The elders quorum is a stake orginazational unit, usually organized at the ward level. the elders quorum president reports to the stake president, not the bishop. The elders quorum is a melchizedek priesthood quorum.
When I look at the org chart, It appears to me that a calling from the elders quorum presidency for a counselor trumps a calling at the ward level, however….
the man who presides as bishop also holds another calling / title – presiding high priest. This means that the bishop (aaronic priesthood) is the head melchizedek priesthood holder in the ward. as the presiding high priest he is able to conduct and judge / evaluate worthiness. For this reason, an elders quorum president must consult the bishop on all callings. Because the elders quorum president is not allowed to be involved in worthiness issues, if there is a problem with a suggested call, the bishop cannot tell him about it.
Basically what this means is that the EQP will ask the bishop ‘I would like to call Henry to be my counselor. Are you ok with that?’

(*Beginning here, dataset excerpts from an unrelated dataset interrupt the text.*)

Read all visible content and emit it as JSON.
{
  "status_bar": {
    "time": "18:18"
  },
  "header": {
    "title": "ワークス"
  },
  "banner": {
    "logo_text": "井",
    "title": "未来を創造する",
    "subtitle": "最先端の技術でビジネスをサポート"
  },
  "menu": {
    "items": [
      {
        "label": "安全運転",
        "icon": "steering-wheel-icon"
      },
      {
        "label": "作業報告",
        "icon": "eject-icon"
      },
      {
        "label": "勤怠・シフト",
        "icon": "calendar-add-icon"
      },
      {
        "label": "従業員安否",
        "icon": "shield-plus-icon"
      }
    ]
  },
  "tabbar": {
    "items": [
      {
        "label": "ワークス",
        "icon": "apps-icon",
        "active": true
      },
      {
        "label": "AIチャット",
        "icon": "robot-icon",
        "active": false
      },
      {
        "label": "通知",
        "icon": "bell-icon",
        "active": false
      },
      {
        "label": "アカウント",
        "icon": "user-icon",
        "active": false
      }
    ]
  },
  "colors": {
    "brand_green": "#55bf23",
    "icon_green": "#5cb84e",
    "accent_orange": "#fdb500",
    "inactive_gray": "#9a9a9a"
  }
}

The response is usually ‘no, you can’t have him’ or ‘that should be fine, but let me check with my counselors first’.
So, a bishop can turn down a request for a call without needing to give any reason, regardless if the reason is valid or not.
The only appeal would be to the stake president, who usually sides with the bishop.
“Basically what this means is that the EQP will ask the bishop ‘I would like to call Henry to be my counselor. Are you ok with that?’”
It’s just semantics, but what I usually say is, “For your information, we are considering Henry to be a [counsellor/instructor/secretary]. We still have to visit with him and pray about his name.” Only once did the bishop say no, but he changed his mind. I wish he hadn’t said no, because the person did the worst job in that calling than anyone else we’ve had.